According to Ms. Namutosi, after completion of the project, student enrolment is expected to eclipse the current enrolment capacity of 450 students and grow to about 680 students for both residents and nonresidents.

“To be in tandem with international standards, a national curriculum has been designed and approved by the Uganda National Council for Higher Education (UNCHE) and is ready to be rolled out,” Ms Namutosi said.

She added that there is a Technical Advisor hired to advise the government on how to turn the institute into a modern hotel training hub.

Uganda Hotel and Tourism Training Institute in Jinja. (PHOTO/FILE)

About the project

The project is supporting the implementation of business environment reforms in Business Registration and Licensing, Land Administration and Management, Tourism Competitiveness Development and enterprise development through the provision of matching grants to private sector enterprises. The aim of the project is to ultimately create a conducive business environment that will enhance Uganda’s competitiveness.
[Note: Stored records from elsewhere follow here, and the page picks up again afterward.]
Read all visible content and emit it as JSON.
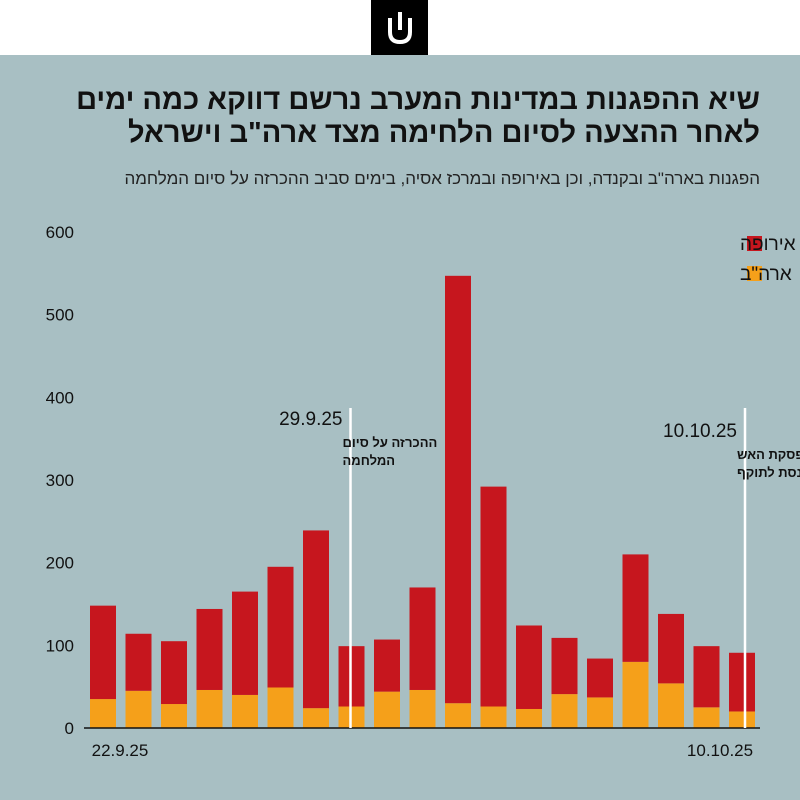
{
  "header": {
    "logo_icon": "haaretz-logo-icon",
    "title_line1": "שיא ההפגנות במדינות המערב נרשם דווקא כמה ימים",
    "title_line2": "לאחר ההצעה לסיום הלחימה מצד ארה\"ב וישראל",
    "subtitle": "הפגנות בארה\"ב ובקנדה, וכן באירופה ובמרכז אסיה, בימים סביב ההכרזה על סיום המלחמה"
  },
  "colors": {
    "background": "#a8bfc3",
    "europe": "#c6161e",
    "usa": "#f5a01a",
    "annotation_line": "#ffffff"
  },
  "chart_data": {
    "type": "bar",
    "stacked": true,
    "x_start_label": "22.9.25",
    "x_end_label": "10.10.25",
    "ylim": [
      0,
      600
    ],
    "yticks": [
      "0",
      "100",
      "200",
      "300",
      "400",
      "500",
      "600"
    ],
    "series": [
      {
        "name": "ארה\"ב",
        "key": "usa",
        "values": [
          35,
          45,
          29,
          46,
          40,
          49,
          24,
          26,
          44,
          46,
          30,
          26,
          23,
          41,
          37,
          80,
          54,
          25,
          20
        ]
      },
      {
        "name": "אירופה",
        "key": "europe",
        "values": [
          113,
          69,
          76,
          98,
          125,
          146,
          215,
          73,
          63,
          124,
          517,
          266,
          101,
          68,
          47,
          130,
          84,
          74,
          71
        ]
      }
    ],
    "legend": [
      {
        "label": "אירופה",
        "key": "europe"
      },
      {
        "label": "ארה\"ב",
        "key": "usa"
      }
    ],
    "annotations": [
      {
        "after_index": 7,
        "date": "29.9.25",
        "line1": "ההכרזה על סיום",
        "line2": "המלחמה"
      },
      {
        "after_index": 18,
        "date": "10.10.25",
        "line1": "הפסקת האש",
        "line2": "נכנסת לתוקף"
      }
    ]
  }
}
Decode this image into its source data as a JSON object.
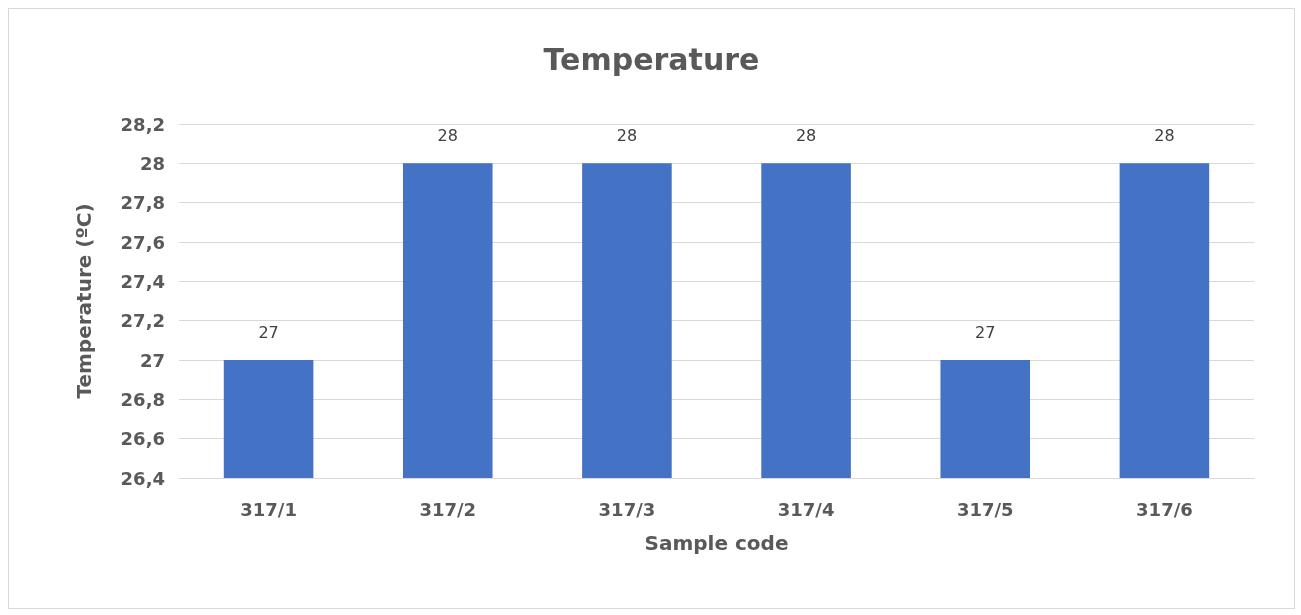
{
  "chart_data": {
    "type": "bar",
    "title": "Temperature",
    "xlabel": "Sample code",
    "ylabel": "Temperature (ºC)",
    "categories": [
      "317/1",
      "317/2",
      "317/3",
      "317/4",
      "317/5",
      "317/6"
    ],
    "values": [
      27,
      28,
      28,
      28,
      27,
      28
    ],
    "color": "#4472c4",
    "ylim": [
      26.4,
      28.2
    ],
    "yticks": [
      {
        "value": 26.4,
        "label": "26,4"
      },
      {
        "value": 26.6,
        "label": "26,6"
      },
      {
        "value": 26.8,
        "label": "26,8"
      },
      27,
      {
        "value": 27.2,
        "label": "27,2"
      },
      {
        "value": 27.4,
        "label": "27,4"
      },
      {
        "value": 27.6,
        "label": "27,6"
      },
      {
        "value": 27.8,
        "label": "27,8"
      },
      28,
      {
        "value": 28.2,
        "label": "28,2"
      }
    ],
    "grid": "y",
    "data_labels": true
  }
}
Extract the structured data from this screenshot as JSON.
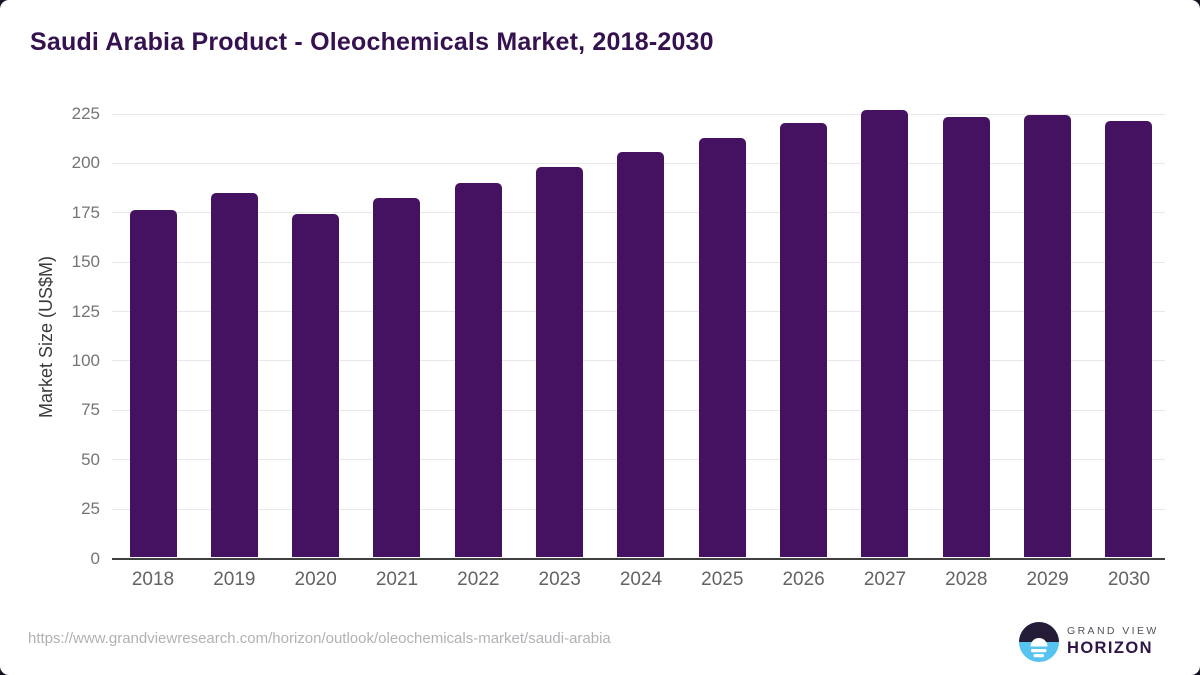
{
  "header": {
    "title": "Saudi Arabia Product - Oleochemicals Market, 2018-2030"
  },
  "chart_data": {
    "type": "bar",
    "title": "Saudi Arabia Product - Oleochemicals Market, 2018-2030",
    "categories": [
      "2018",
      "2019",
      "2020",
      "2021",
      "2022",
      "2023",
      "2024",
      "2025",
      "2026",
      "2027",
      "2028",
      "2029",
      "2030"
    ],
    "values": [
      176,
      184.5,
      174,
      182,
      189.5,
      197.5,
      205.5,
      212.5,
      220,
      226.5,
      223,
      224,
      221
    ],
    "series": [
      {
        "name": "Market Size (US$M)",
        "values": [
          176,
          184.5,
          174,
          182,
          189.5,
          197.5,
          205.5,
          212.5,
          220,
          226.5,
          223,
          224,
          221
        ]
      }
    ],
    "xlabel": "",
    "ylabel": "Market Size (US$M)",
    "ylim": [
      0,
      225
    ],
    "yticks": [
      0,
      25,
      50,
      75,
      100,
      125,
      150,
      175,
      200,
      225
    ],
    "grid": "horizontal",
    "legend": "none",
    "bar_color": "#451161"
  },
  "footer": {
    "source_url": "https://www.grandviewresearch.com/horizon/outlook/oleochemicals-market/saudi-arabia",
    "brand": {
      "line1": "GRAND VIEW",
      "line2": "HORIZON"
    }
  },
  "colors": {
    "bar": "#451161",
    "title": "#35124f",
    "axis_line": "#404040",
    "gridline": "#e8e8e8",
    "tick_label": "#757575",
    "year_label": "#636363",
    "axis_title": "#3a3a3a",
    "url_text": "#b3b0b5",
    "logo_dark": "#251c38",
    "logo_blue": "#57c3f0",
    "brand_line1": "#55505a",
    "brand_line2": "#2e1547",
    "card_background": "#ffffff",
    "page_corner": "#171321"
  }
}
A number of activities have been undertaken under the project to support the tourism sector including the provision of transport facilities to Uganda Wildlife Authority, tourism promotion through the hire of PR firms and supporting a number of exhibitions, curriculum review and development of policies that will support the growth of the tourism sector.

The Government of Uganda in 2014 received credit from the World Bank towards the implementation of the CEDP, with an objective of improving the competitiveness of enterprises in Uganda through supporting reforms in priority productive and service sectors geared, all towards a better investment climate with particular focus on MSMEs.

The 5-year project comprises of four major components and is implemented by seven agencies namely: Private Sector Foundation Uganda (PSFU), Ministry of Lands, Housing and Urban Development, Uganda Registration Services Bureau (URSB), Ministry of Tourism, Wildlife and Antiquities, Uganda Tourism Board, Uganda Wildlife Authority and The Uganda Hotel and Tourism Training Institute (UHTTI).

However, the government of Uganda, through the Ministry of Finance Planning and Economic Development, delegated the overall coordination of the Project to PSFU through a Project Coordination Unit (PCU).